The overlap of mental well-being and the health of the skin, and vice versa, provides a more holistic approach to skin care than simply treating skin conditions through pharmaceutical drugs and medicated creams. Instead, psychodermatology involves the use of psychotherapy. “Prescription drugs would be used sparingly, only in the event of need,” says Allard-Puscas.
“The main objectives of psychodermatology are to study the emotional impacts that the condition of a patient’s skin can create in order to help the patient overcome them and reduce the threats to well-being. The ultimate goal is to help the patient develop adaptive mechanisms they can use when a recurrence occurs,” says Allard-Puscas, adding that it’s “a multidisciplinary approach specifically adapted to each patient, emphasizing the improvement of the quality of life.”
The move toward a more holistic approach can have benefits for those suffering from skin conditions. Allard-Puscas adds, “The negative impacts of conditions such as psoriasis, acne, eczema, alopecia, and rosacea are not limited to the visible expression of the disease; they also cause significant emotional and mental distress.
“Through this subspecialty of dermatology, a biopsychosocial understanding of the context in which skin disease evolves can be achieved, offering patients new perspectives and an improved quality of life.”
As a result, psychodermatology may be helpful for a wide range of conditions, including acne, rosacea, dermatitis, hives, and others.
Research in the journal Frontiers in Psychology shows that as little as 10 minutes can boost mental health.
Incorporate the following stress management practices into your daily life to help break the “troubled skin/troubled mood” cycle.

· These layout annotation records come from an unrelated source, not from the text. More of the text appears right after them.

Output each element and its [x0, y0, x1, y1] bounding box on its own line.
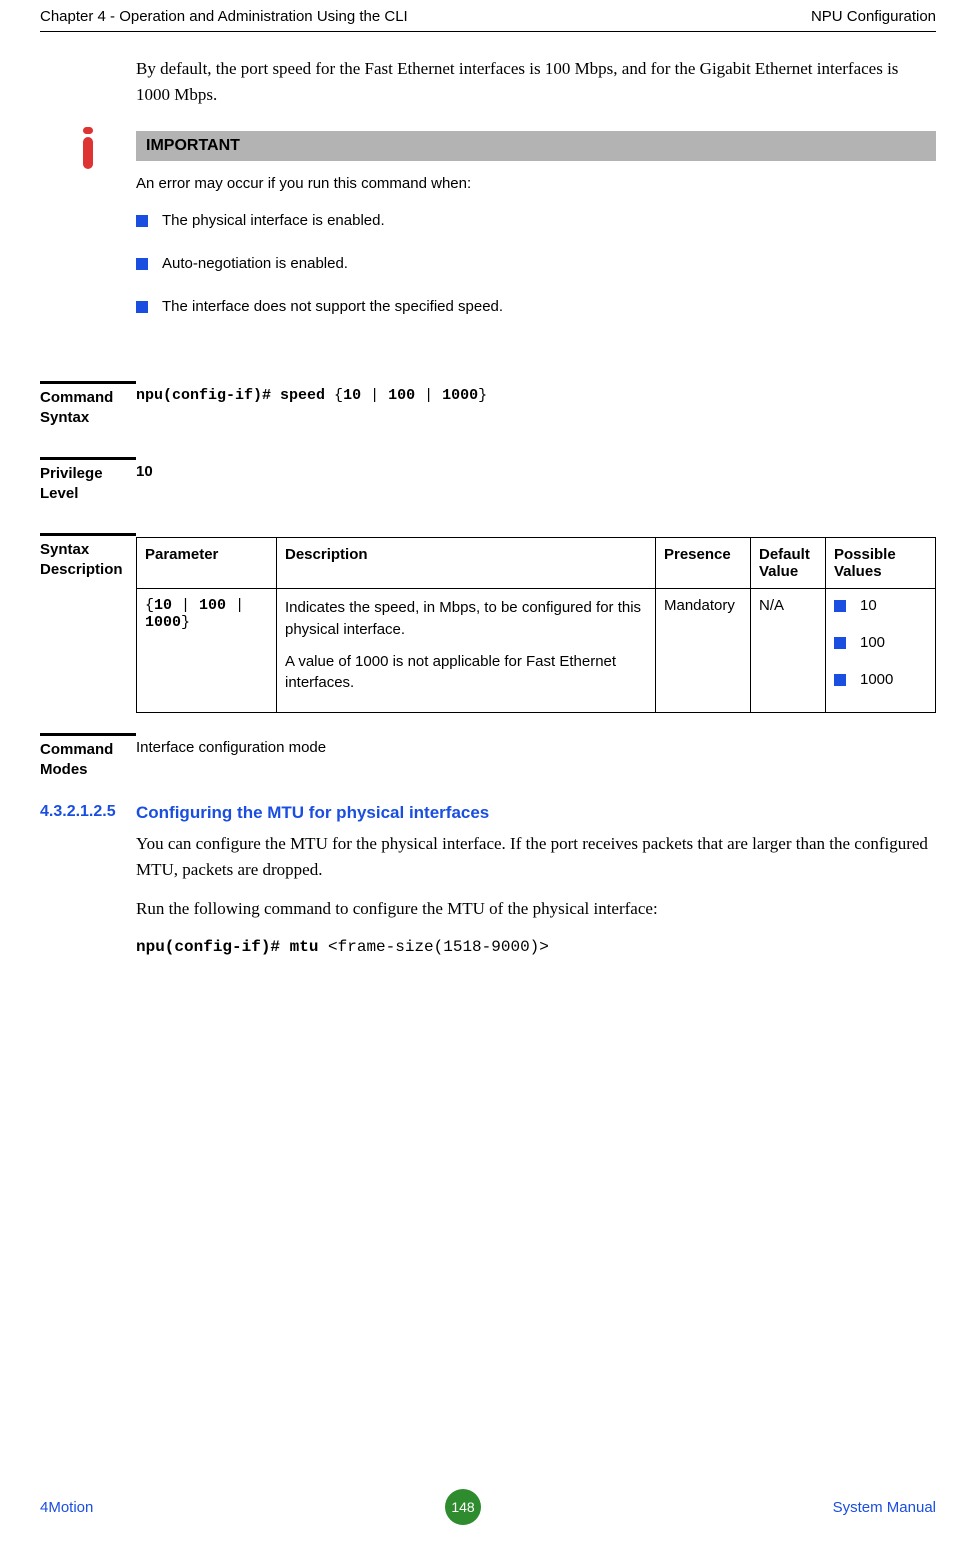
- cmd-prefix: npu(config-if)# speed: [136, 387, 334, 404]
- mtu-cmd-prefix: npu(config-if)# mtu: [136, 938, 328, 956]
- footer-right: System Manual: [833, 1499, 936, 1516]
- cell-possible: 10 100 1000: [826, 589, 936, 713]
- pv-text: 100: [860, 634, 885, 651]
- important-callout: IMPORTANT An error may occur if you run …: [40, 131, 936, 341]
- mtu-paragraph-1: You can configure the MTU for the physic…: [136, 831, 936, 882]
- callout-lead: An error may occur if you run this comma…: [136, 161, 936, 192]
- command-modes-value: Interface configuration mode: [136, 733, 936, 779]
- opt: 10: [154, 597, 172, 614]
- bullet-icon: [136, 258, 148, 270]
- command-modes-row: Command Modes Interface configuration mo…: [40, 733, 936, 779]
- page-number: 148: [445, 1489, 481, 1525]
- header-left: Chapter 4 - Operation and Administration…: [40, 8, 408, 25]
- bullet-icon: [834, 637, 846, 649]
- pv-text: 10: [860, 597, 877, 614]
- desc-para-2: A value of 1000 is not applicable for Fa…: [285, 651, 647, 695]
- opt: 100: [199, 597, 226, 614]
- callout-title: IMPORTANT: [136, 131, 936, 161]
- mtu-command: npu(config-if)# mtu <frame-size(1518-900…: [136, 938, 936, 956]
- syntax-description-label: Syntax Description: [40, 533, 136, 579]
- brace: }: [478, 387, 487, 404]
- syntax-description-row: Syntax Description Parameter Description…: [40, 533, 936, 713]
- desc-para-1: Indicates the speed, in Mbps, to be conf…: [285, 597, 647, 641]
- cell-description: Indicates the speed, in Mbps, to be conf…: [277, 589, 656, 713]
- mtu-cmd-arg: <frame-size(1518-9000)>: [328, 938, 549, 956]
- list-item: The physical interface is enabled.: [136, 212, 936, 229]
- th-possible: Possible Values: [826, 538, 936, 589]
- sep: |: [226, 597, 244, 614]
- subsection-heading: 4.3.2.1.2.5 Configuring the MTU for phys…: [40, 803, 936, 823]
- bullet-icon: [136, 301, 148, 313]
- command-syntax-value: npu(config-if)# speed {10 | 100 | 1000}: [136, 381, 936, 427]
- heading-number: 4.3.2.1.2.5: [40, 803, 136, 823]
- opt: 10: [343, 387, 361, 404]
- brace: {: [334, 387, 343, 404]
- syntax-table: Parameter Description Presence Default V…: [136, 537, 936, 713]
- list-item-text: The interface does not support the speci…: [162, 298, 503, 315]
- cell-presence: Mandatory: [656, 589, 751, 713]
- mtu-paragraph-2: Run the following command to configure t…: [136, 896, 936, 922]
- th-parameter: Parameter: [137, 538, 277, 589]
- header-right: NPU Configuration: [811, 8, 936, 25]
- bullet-icon: [834, 674, 846, 686]
- list-item-text: The physical interface is enabled.: [162, 212, 385, 229]
- command-modes-label: Command Modes: [40, 733, 136, 779]
- info-icon: [40, 131, 136, 341]
- opt: 1000: [145, 614, 181, 631]
- cell-default: N/A: [751, 589, 826, 713]
- page-header: Chapter 4 - Operation and Administration…: [40, 0, 936, 32]
- heading-title: Configuring the MTU for physical interfa…: [136, 803, 489, 823]
- list-item: 1000: [834, 671, 927, 688]
- bullet-icon: [136, 215, 148, 227]
- brace: {: [145, 597, 154, 614]
- command-syntax-row: Command Syntax npu(config-if)# speed {10…: [40, 381, 936, 427]
- command-syntax-label: Command Syntax: [40, 381, 136, 427]
- privilege-level-value: 10: [136, 457, 936, 503]
- list-item: The interface does not support the speci…: [136, 298, 936, 315]
- privilege-level-label: Privilege Level: [40, 457, 136, 503]
- th-presence: Presence: [656, 538, 751, 589]
- footer-left: 4Motion: [40, 1499, 93, 1516]
- th-default: Default Value: [751, 538, 826, 589]
- page-footer: 4Motion 148 System Manual: [40, 1489, 936, 1525]
- sep: |: [172, 597, 199, 614]
- privilege-level-row: Privilege Level 10: [40, 457, 936, 503]
- bullet-icon: [834, 600, 846, 612]
- brace: }: [181, 614, 190, 631]
- opt: 100: [388, 387, 415, 404]
- list-item: 100: [834, 634, 927, 651]
- list-item-text: Auto-negotiation is enabled.: [162, 255, 348, 272]
- sep: |: [415, 387, 442, 404]
- intro-paragraph: By default, the port speed for the Fast …: [136, 56, 936, 107]
- opt: 1000: [442, 387, 478, 404]
- table-row: {10 | 100 | 1000} Indicates the speed, i…: [137, 589, 936, 713]
- pv-text: 1000: [860, 671, 893, 688]
- sep: |: [361, 387, 388, 404]
- list-item: 10: [834, 597, 927, 614]
- list-item: Auto-negotiation is enabled.: [136, 255, 936, 272]
- th-description: Description: [277, 538, 656, 589]
- cell-parameter: {10 | 100 | 1000}: [137, 589, 277, 713]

These can include the following.
· Reduce the amount of sedentary time and incorporate moderate activity into your daily life.
· Speak with a mental health professional, friend, or family member; it may be helpful in releasing feelings of stress.
· Eat a healthy diet devoid of highly processed foods, which have been linked to mental health disorders.
· Avoid excessive use of alcohol and sugar; avoid drug use.
· Engage in self-care through activities such as reading a book, taking a bath, practising yoga and meditation, journalling, or participating in a favourite hobby.
· Get plenty of sleep; diffuse some essential oils such as geranium, lavender, orange, or vetiver to help improve sleep quality.
· Supplement with magnesium and a B-complex vitamin.
· Talk to your health care practitioner about a herbal formula to help reduce the effects of stress.
There are four classifications of health conditions in psychodermatology.
1. Psychophysiological disorders
These disorders include skin conditions that are frequently exacerbated, either in intensity or frequency, as a result of emotional stress. They include atopic dermatitis, psoriasis, acne vulgaris, lichen simplex chronicus, rosacea, and seborrheic dermatitis.
2. Primary psychiatric disorders
Primary disorders are skin lesions that are self-induced in the absence of a natural origin. They include neurotic excoriations, factitial dermatitis, trichotillomania, onychotillomania, and delusions of parasitosis.
3. Secondary psychiatric disorders
Secondary disorders are psychological problems that develop secondary to the negative impact of skin diseases. In other words, a skin condition can have a profound impact on a person’s psychological welfare. These conditions include vitiligo and alopecia areata.
4. Cutaneous sensory disorders
These involve conditions in which the patient experiences abnormal sensations such as itching, burning, stinging, biting, or crawling on the skin in the absence of a diagnosable skin disorder. This includes glossodynia and vulvodynia, which are sensory disorders of the mouth or vulva, respectively. Psychiatric diagnoses may or may not exist, but if they do, they are typically anxiety or depression.